In NH, Cruz fires back
WASHINGTON/NEW YORK A white supremacist group said it has placed thousands of automated phone calls in Iowa urging voters to back billionaire Donald Trump’s bid for the Republican presidential nomination because “we don’t need Muslims”.
In Iowa, Trump and Cruz were far ahead of the other candidates in a Quinnipiac University poll released Monday of likely Republican caucus goers.
Kaufmann is predicting Republicans will surpass the benchmark attendance mark for both parities of 120,000, though in the 2007 caucuses, then-Sen.
As a result of his having been born in the Panama Canal Zone in 1936 and thus having his Article II presidential eligibility questioned in 2008, Senator McCain knows this issue firsthand.
The change from Cruz’s seven-months-old, turn-the-other-cheek strategy, which was on display just 24 hours ago, involves aggressively highlighting Trump’s ties to the Democratic Party.
“It is more than a little unusual to see Donald relying on as authoritative a liberal, left-wing judicial activist Harvard Law professor who is a huge Hillary supporter”, Cruz said. But Donald Trump maintains a strong lead in New Hampshire, so a candidate could finish second or third by winning over a relatively small segment of the state’s Republicans.
“It seems the Hillary folks are very eager to support Donald Trump and the attacks that are being tossed my direction”, he added.
Cruz stressed, however, that he doesn’t intend to get into the “mud” of the 2016 race.
Iowa decides on February 1; New Hampshire, as always, eight days later. You will get no argument from me when Trump is accused of feeding ethnic and religious prejudice, as my Post colleague Michael Gerson wrote in his recent column about the danger to the Republican Party if Trump becomes their presidential nominee. Cruz’s campaign believes that virtually all constitutional scholars, except Tribe, say he is eligible for the presidency since he was born to a mother who is an American citizen.
The poll of 414 likely New Hampshire GOP primary voters was conducted January 7-10 and had a margin of error of 4.8 percentage points.

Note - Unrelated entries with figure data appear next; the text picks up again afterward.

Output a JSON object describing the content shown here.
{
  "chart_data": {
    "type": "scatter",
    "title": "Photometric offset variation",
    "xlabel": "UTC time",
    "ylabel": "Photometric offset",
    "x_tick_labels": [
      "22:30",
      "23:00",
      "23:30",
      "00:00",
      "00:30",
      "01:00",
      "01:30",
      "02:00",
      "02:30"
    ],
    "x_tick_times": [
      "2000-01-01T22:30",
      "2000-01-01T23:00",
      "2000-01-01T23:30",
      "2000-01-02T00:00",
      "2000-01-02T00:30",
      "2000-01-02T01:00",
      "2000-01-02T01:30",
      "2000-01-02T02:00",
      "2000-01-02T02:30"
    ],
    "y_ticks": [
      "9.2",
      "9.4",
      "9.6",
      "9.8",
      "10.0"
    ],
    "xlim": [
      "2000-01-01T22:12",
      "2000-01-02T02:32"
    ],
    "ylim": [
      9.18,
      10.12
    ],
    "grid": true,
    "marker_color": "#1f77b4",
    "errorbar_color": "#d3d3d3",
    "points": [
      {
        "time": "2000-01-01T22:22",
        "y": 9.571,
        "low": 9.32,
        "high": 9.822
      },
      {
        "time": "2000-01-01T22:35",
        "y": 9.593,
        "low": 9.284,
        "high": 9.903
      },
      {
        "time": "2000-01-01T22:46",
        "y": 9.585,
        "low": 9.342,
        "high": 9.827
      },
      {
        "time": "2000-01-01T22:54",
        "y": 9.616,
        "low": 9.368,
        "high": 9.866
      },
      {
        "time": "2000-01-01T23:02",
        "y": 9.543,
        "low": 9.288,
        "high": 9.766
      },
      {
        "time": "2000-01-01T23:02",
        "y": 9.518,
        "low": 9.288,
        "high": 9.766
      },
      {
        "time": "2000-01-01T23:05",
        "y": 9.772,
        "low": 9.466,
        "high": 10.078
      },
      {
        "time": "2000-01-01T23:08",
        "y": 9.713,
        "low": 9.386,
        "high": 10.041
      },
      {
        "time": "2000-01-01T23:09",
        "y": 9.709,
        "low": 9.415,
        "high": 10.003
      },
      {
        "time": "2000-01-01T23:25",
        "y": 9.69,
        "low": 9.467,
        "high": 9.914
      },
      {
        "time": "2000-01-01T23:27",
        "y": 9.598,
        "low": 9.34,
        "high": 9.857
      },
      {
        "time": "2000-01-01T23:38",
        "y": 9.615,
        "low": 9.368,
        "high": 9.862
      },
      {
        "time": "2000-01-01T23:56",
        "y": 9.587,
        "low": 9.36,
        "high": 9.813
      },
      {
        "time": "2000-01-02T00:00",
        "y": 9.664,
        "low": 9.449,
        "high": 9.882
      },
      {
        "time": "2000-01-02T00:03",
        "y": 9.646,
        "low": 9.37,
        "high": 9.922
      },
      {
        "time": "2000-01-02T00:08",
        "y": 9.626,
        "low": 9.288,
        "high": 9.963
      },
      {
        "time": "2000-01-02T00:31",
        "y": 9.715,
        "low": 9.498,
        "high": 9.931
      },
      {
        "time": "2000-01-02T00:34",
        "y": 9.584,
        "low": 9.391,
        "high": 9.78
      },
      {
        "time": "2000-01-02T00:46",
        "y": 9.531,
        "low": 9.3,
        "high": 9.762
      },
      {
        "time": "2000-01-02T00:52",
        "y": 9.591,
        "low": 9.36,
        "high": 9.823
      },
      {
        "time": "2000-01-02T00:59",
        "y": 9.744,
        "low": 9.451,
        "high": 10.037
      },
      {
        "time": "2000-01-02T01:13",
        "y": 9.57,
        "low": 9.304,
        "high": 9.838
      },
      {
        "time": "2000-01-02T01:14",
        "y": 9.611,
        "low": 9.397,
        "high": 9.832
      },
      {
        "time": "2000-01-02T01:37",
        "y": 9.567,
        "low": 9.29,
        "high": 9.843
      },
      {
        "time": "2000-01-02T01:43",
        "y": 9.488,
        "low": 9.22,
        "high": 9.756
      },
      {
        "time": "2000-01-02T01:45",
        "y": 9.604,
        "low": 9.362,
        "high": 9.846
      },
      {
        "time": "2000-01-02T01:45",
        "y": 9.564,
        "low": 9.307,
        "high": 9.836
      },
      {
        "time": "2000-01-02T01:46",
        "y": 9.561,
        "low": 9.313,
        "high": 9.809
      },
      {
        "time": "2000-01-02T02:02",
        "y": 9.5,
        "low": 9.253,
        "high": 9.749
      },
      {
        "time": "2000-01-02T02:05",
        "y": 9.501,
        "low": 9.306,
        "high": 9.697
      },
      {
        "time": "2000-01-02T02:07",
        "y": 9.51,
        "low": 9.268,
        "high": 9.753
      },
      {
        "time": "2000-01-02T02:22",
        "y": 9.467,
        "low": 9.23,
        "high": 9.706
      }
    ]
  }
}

“As Granite State voters start to firm up their decision, it’s looking more and more unlikely that Trump will be toppled from his perch”, said Patrick Murray, director of the Monmouth polling institute in West Long Branch.
With a mammoth American flag as his backdrop, a barn-jacketed Cruz took the stage after former United States congressman Bob Barr of Georgia, but Cruz was quickly interrupted by a young man in a suit, who questioned from the stage why hundreds of people had gathered in support of guns.
More moderate-leaning Republicans have typically fared better in New Hampshire than staunch conservatives like Cruz.